The silence buzzed loudly in my ears until she spoke up. “Julie, you can’t mean that . . . no. I’ll help you, my mama will help you; come home if you want. But you have to think about this. I know you’re scared about your future, and you’re scared that you’re on your own, but—”
“I’m actually not scared of my future, Michelle. That’s not what this is about. Not anymore.” This wasn’t completely true, but I wanted it to be. I needed to believe it, finally.
“I can fly up there.” Her steely voice, resolved. Marcia. “I will come get you.”
“Please don’t. Or do, or I don’t know.” I sighed, already exhausted. “But this is decided. I can’t have a baby. And more than that, what matters is that I don’t want to. I know you don’t understand, but please.” Please what? Tears started to form and I blinked furiously. I had cried more in the past month than in the past three years, and I was sick of it. Sick of everything.

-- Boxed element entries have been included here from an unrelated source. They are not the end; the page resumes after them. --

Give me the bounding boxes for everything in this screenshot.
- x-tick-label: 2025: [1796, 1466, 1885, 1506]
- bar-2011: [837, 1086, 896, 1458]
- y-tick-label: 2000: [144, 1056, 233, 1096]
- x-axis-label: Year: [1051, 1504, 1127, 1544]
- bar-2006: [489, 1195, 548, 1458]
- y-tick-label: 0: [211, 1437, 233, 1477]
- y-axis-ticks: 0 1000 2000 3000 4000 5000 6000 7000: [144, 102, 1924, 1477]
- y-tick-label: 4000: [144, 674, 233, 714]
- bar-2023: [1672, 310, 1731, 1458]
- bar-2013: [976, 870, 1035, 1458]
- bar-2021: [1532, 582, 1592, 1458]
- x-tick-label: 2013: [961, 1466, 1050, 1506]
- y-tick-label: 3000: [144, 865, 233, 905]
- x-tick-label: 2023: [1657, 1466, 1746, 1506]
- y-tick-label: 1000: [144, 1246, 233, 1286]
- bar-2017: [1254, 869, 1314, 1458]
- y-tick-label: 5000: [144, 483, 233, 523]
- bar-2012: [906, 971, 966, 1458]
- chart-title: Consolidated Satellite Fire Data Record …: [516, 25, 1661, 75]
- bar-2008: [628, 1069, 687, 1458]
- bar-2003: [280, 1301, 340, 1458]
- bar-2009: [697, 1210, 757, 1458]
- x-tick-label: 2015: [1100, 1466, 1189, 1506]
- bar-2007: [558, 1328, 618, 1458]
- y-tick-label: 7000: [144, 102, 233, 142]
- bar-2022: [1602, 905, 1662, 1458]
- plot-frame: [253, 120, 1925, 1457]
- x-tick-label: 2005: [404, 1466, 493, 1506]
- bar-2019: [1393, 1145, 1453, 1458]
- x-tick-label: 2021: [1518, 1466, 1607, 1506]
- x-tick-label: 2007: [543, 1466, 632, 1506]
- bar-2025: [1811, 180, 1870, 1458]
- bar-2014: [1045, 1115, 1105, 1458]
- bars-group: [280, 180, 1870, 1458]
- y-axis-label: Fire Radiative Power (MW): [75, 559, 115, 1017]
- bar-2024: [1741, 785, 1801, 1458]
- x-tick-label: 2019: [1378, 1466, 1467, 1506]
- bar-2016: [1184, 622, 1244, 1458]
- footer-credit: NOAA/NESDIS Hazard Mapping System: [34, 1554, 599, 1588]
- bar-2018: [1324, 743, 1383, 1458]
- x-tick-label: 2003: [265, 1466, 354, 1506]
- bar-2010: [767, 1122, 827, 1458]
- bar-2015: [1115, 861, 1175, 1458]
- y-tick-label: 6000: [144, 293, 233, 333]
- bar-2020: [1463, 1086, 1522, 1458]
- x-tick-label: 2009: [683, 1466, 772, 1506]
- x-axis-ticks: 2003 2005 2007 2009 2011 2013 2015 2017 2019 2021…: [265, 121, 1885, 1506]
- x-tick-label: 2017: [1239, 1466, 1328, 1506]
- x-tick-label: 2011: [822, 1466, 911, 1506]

“What do you want me to say?” she hissed. “Julie, you know how I feel about this. How I thought you felt about this. It’s wrong! You’re being hasty, and you’re just throwing a life away, and for what? So you can read books all day?”
And there it was, the question I feared the most. In all my intr
ospective walks around the city, where I made up arguments in my head to support my decision, I had never been able to face that one. It made sense to point to the way my mom had struggled, how parts of her life had crumbled under the strain of trying to raise me alone. It was also easy to say that I couldn’t afford a child in New York, not even if Mark helped; that was plainly true. It followed, then, that a “right to life” did not promise that a child would have a good one. The pregnancy was making me sick and exhausted, and making it through nine months of that already seemed like too much to bear. What Michelle had asked, though, was the big question: For what? Like I had to have a full justification for what I would offer up to society as a payment for shirking motherhood. As though it wasn’t enough just to be a woman. To be myself.
My head felt hot, as if the fast-mounting anger and hurt might burn me up from the inside. I wanted, for the first time, to truly hurt her back. “Well, I guess some of us do want more than a husband or a baby out of our lives, yes.”
“Oh, that’s what you think?” She made an exasperated sound caught somewhere between a shriek and a snarl. “You want to make me say it? Fine, I’ll say it. You act like you’re above needing a guy, like I’m so needy, but then why are you dating Mark? You don’t seem like you love him; you don’t do things for him—”
“I don’t ‘do things’ for him? What are you even—”
“Not even that, it’s that you’re all, ‘I’d be so happy alone,’ but then why are you with a guy that you can’t even decide if you’re excited about?”
“Well, Mark and I broke up, so . . .” I paused, both stung and surprised. I lay down and sank into the bed. “And anyway, you knew I felt like that?”